Ask the Lord to examine, prove, and try your heart and mind, as if testing metal to determine value and genuineness. We are prone to be partial to ourselves, making allowances where we should not.
“Who can discern his errors? Declare me innocent from hidden faults. Keep back your servant also from presumptuous sins; let them not have dominion over me!” (Psalm [19:12]–13).
Our greatest temptations come not from without, but from within. Our heart’s secret sins give birth to almost every evil deed and gradually enslave us. Sin disguises itself: pride can be seen as conviction, self-sufficiency as industriousness, fear as attentiveness, skepticism as discernment, timidity as humility, and the list can go on and on.
“Teach me your way, O Lord, that I may walk in your truth; unite my heart to fear your name” (Psalm [86:11]).
Ask that the Lord teach us to live and act in accordance to his truth, pursuing hiswill. We need him to join all the purposes, resolutions, and affections of our hearts into a singular purpose to worship, obey, and honor him. Every day, every hour. If our hearts are divided, all will be wrong.
2. Detox Your Eyes
Amidst the million things we could look to, the psalmist reminds us where to set our gaze. Like a compass in need of recalibration, we will inevitably wander if our eyes are set on the wrong things.
“Turn my eyes from looking at worthless things; and give me life in your ways” (Psalm 1[19:37]).
Our view of what is real and true and life-giving is so easily blocked. Our prayer should be that of the nineteenth-century theologian Albert Barnes, “Make my eyes to pass rapidly from such objects, that I may not look at them, may not contemplate them, may not dwell upon them.”
“I have set the Lord always before me; because he is at my right hand, I shall not be shaken” (Psalm 16:8).

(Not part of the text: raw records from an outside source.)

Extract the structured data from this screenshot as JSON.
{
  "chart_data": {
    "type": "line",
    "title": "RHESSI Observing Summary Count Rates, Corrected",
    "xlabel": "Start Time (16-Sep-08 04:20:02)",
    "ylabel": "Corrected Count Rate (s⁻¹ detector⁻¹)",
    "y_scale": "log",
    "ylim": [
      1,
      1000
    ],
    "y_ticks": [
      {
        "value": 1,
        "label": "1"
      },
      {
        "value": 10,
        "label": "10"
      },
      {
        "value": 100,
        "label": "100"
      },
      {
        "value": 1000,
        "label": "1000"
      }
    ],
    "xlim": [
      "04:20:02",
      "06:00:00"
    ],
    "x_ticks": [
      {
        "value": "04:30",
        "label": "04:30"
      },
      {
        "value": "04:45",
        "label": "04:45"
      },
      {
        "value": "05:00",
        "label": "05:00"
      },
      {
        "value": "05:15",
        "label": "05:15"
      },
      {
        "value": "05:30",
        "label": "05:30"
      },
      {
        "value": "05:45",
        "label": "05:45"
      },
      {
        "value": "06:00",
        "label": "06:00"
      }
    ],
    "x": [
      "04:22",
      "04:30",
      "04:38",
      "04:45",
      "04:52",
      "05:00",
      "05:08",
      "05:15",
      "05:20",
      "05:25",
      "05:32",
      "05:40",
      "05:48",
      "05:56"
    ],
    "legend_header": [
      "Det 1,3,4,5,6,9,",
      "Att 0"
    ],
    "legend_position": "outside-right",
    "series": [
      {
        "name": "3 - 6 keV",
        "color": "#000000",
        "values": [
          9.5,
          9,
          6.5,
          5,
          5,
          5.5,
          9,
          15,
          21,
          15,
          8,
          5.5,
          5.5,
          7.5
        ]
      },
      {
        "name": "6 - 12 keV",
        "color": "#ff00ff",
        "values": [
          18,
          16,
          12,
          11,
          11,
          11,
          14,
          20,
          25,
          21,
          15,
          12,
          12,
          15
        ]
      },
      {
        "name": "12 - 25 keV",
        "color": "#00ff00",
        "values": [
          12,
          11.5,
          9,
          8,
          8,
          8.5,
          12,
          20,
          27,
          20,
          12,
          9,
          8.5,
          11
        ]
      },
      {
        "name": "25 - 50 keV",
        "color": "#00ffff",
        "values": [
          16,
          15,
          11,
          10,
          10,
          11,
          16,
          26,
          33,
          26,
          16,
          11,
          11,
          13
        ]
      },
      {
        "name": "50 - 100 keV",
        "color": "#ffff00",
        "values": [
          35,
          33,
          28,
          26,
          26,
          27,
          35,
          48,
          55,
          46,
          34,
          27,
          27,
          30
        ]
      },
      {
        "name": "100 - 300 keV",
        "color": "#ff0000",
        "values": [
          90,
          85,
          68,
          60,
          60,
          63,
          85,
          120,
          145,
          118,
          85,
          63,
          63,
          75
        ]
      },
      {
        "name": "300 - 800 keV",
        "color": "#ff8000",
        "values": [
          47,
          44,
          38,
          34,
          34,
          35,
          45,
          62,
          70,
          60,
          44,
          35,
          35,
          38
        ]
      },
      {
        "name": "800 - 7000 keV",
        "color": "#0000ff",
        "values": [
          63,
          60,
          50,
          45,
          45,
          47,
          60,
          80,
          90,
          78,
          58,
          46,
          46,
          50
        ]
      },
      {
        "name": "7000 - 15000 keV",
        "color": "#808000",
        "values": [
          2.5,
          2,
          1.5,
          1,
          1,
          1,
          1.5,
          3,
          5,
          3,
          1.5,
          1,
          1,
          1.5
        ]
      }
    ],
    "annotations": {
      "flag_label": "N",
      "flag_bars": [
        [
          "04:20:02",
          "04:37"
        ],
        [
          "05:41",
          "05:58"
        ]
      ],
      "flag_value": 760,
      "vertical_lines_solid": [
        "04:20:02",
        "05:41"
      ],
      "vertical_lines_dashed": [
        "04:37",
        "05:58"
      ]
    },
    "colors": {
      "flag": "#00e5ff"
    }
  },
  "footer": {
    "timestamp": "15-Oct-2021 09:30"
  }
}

May we act and regard ourselves as always in the Lord’s presence, for what is continually before our eyes is what shapes us. If our gaze is locked upon the Lord in the struggle, pain, and change, we will be anchored and not disturbed by fear.
“You make known to me the path of life; in your presence there is fullness of joy; at your right hand are pleasures forevermore” (Psalm [16:11]).
In the words of Augustine, “Lord, show me the road I must travel that I may see you.” God’s path alone leads to life, and his hand provides not just pleasure, but eternal pleasure. And not merely joy, but full joy.